Sebelum Islam datang, ada tradisi orang-orang Quraisy yang baru pulang dari haji masuk ke rumah melalui pintu belakang. Begitu pula kaum Anshar, mereka punya kebiasaan apabila pulang dari perjalanan, tidak mau memasuki rumah melalui pintu depannya, tetapi melalui belakang. Tata cara tersebut dianggap sakral.
Suatu ketika, seseorang yang baru berihram memasuki rumah dari pintunya, maka orang-orang mengadu kepada Rasulullah saw. tentang hal itu.
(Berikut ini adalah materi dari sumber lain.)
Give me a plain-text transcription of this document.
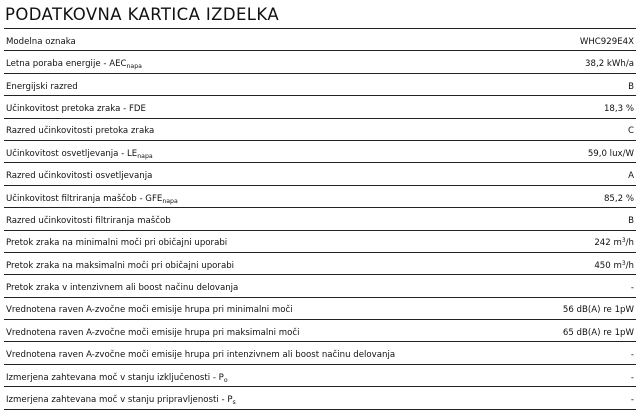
PODATKOVNA KARTICA IZDELKA
Modelna oznaka	WHC929E4X
Letna poraba energije - $AEC_{napa}$	38,2 kWh/a
Energijski razred	B
Učinkovitost pretoka zraka - FDE	18,3 %
Razred učinkovitosti pretoka zraka	C
Učinkovitost osvetljevanja - $LE_{napa}$	59,0 lux/W
Razred učinkovitosti osvetljevanja	A
Učinkovitost filtriranja maščob - $GFE_{napa}$	85,2 %
Razred učinkovitosti filtriranja maščob	B
Pretok zraka na minimalni moči pri običajni uporabi	242 $m^3/h$
Pretok zraka na maksimalni moči pri običajni uporabi	450 $m^3/h$
Pretok zraka v intenzivnem ali boost načinu delovanja	-
Vrednotena raven A-zvočne moči emisije hrupa pri minimalni moči	56 dB(A) re 1pW
Vrednotena raven A-zvočne moči emisije hrupa pri maksimalni moči	65 dB(A) re 1pW
Vrednotena raven A-zvočne moči emisije hrupa pri intenzivnem ali boost načinu delovanja	-
Izmerjena zahtevana moč v stanju izključenosti - $P_o$	-
Izmerjena zahtevana moč v stanju pripravljenosti - $P_s$	-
Lalu turunlah ayat “……dan bukanlah kebajikan memasuki rumah-rumah dari belakangnya, akan tetapi kebajikan itu ialah kebajikan orang yang bertaqwa. Dan masuklah ke rumah-rumah itu dari pintu-pintunya; dan bertaqwalah kepada Allah agar kamu beruntung”. (Q.S. 2:189)
Ayat tersebut adalah teguran bagi umat Islam pada masa itu agar berbuat kebajikan yang berlandaskan ketaqwaan pada Allah SWT.
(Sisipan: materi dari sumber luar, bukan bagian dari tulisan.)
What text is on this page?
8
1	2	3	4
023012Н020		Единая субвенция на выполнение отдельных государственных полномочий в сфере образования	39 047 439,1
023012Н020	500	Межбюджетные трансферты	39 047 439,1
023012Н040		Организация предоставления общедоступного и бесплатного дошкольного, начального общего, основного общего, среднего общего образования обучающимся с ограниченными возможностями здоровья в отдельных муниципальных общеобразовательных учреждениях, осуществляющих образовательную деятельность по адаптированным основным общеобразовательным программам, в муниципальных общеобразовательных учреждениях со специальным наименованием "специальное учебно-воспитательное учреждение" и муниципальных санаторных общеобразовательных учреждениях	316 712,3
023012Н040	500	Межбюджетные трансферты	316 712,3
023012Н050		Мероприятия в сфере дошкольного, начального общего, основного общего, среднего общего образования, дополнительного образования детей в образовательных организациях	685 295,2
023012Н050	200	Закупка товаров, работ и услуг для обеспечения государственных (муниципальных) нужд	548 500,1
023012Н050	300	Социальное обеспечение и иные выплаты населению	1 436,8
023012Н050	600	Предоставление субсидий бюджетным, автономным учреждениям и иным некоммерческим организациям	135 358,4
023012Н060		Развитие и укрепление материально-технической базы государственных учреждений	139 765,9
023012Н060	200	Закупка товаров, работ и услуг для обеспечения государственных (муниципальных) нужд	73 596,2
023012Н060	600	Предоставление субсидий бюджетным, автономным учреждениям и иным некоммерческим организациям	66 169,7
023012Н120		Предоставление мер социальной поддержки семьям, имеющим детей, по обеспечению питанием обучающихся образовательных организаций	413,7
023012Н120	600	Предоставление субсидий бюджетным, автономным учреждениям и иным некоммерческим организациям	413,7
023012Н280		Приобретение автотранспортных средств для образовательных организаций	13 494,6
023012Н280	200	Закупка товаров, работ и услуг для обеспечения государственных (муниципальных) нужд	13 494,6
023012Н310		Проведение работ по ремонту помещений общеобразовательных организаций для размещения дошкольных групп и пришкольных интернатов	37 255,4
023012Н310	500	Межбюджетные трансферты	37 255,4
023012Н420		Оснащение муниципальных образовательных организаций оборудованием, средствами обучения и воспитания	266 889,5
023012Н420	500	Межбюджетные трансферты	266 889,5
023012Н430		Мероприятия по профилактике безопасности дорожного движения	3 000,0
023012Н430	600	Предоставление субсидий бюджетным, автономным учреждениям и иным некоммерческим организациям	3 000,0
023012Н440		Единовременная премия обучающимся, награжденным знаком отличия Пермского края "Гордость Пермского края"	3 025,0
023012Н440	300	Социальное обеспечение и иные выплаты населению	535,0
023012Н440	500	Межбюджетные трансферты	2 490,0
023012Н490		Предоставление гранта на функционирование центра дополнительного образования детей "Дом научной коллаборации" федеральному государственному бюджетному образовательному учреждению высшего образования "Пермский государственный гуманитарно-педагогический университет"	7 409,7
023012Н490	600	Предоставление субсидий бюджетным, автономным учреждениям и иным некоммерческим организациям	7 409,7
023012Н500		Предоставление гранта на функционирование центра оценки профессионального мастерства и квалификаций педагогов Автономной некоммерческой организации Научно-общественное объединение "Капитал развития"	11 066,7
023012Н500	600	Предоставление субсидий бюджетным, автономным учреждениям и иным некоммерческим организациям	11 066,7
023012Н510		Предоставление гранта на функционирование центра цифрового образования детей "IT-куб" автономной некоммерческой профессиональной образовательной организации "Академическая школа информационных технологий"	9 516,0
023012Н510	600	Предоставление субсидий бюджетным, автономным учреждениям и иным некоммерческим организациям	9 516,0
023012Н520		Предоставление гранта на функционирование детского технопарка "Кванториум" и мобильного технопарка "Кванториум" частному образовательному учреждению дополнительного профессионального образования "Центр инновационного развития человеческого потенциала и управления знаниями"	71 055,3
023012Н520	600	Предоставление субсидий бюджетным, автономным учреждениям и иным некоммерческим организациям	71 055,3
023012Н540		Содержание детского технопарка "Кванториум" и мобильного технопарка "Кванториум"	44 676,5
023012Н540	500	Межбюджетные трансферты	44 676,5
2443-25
Pada hakikatnya, ayat tersebut menghendaki seorang muslim untuk senantiasa memperhatikan amal kebaikannya, untuk mempertimbangkan: “sudahkah suatu amal kebaikan itu dilaksanakan dengan keta’atan pada Allah (dan rasul-Nya)?”, walaupun amalan itu sekedar memasuki rumah sendiri.
Tradisi-tradisi yang dianggap sakral seperti itu sampai kini masih banyak sekali dilakukan oleh umat Islam di berbagai wilayah, yang bila ditelisik dengan standar Qur’an dan Sunnah Rasulullah saw. ternyata sangat jauh bertentangan. Mungkin kita pun tanpa sengaja melakukannya, akibat malas menuntut ilmu agama. Meskipun maksud
perbuatan kita baik, bila tidak dilakukan
dengan cara yang benar sebagaimana syari’at Islam, maka apa yang kita lakukan tidak menjadi sebuah kebajikan yang mendatangkan ridha Allah SWT. Betapa meruginya, bila segala upaya kebaikan yang kita lakukan bermodal pikiran, tenaga, dan harta benda, tidak menambah sedikitpun keridhaan Allah, hanya karena salah pedomannya.
Maka “ngaji”atau menuntut ilmu agama menjadi satu keharusan bagi kita, apabila ingin beramal dengan benar. Ribuan ayat Allah dalam Al-Qur’an dan seluruh perilaku Rasulullah saw. yang dikisahkan dalam puluhan ribu hadits, tak akan habis kita pelajari sepanjang hayat. Kalau begitu, bagaimana mungkin kita melewatkan sisa hidup kita tanpa mempersiapkan diri menghadapi suatu hari yang tidak akan luput seorang pun dari pertanggung jawaban?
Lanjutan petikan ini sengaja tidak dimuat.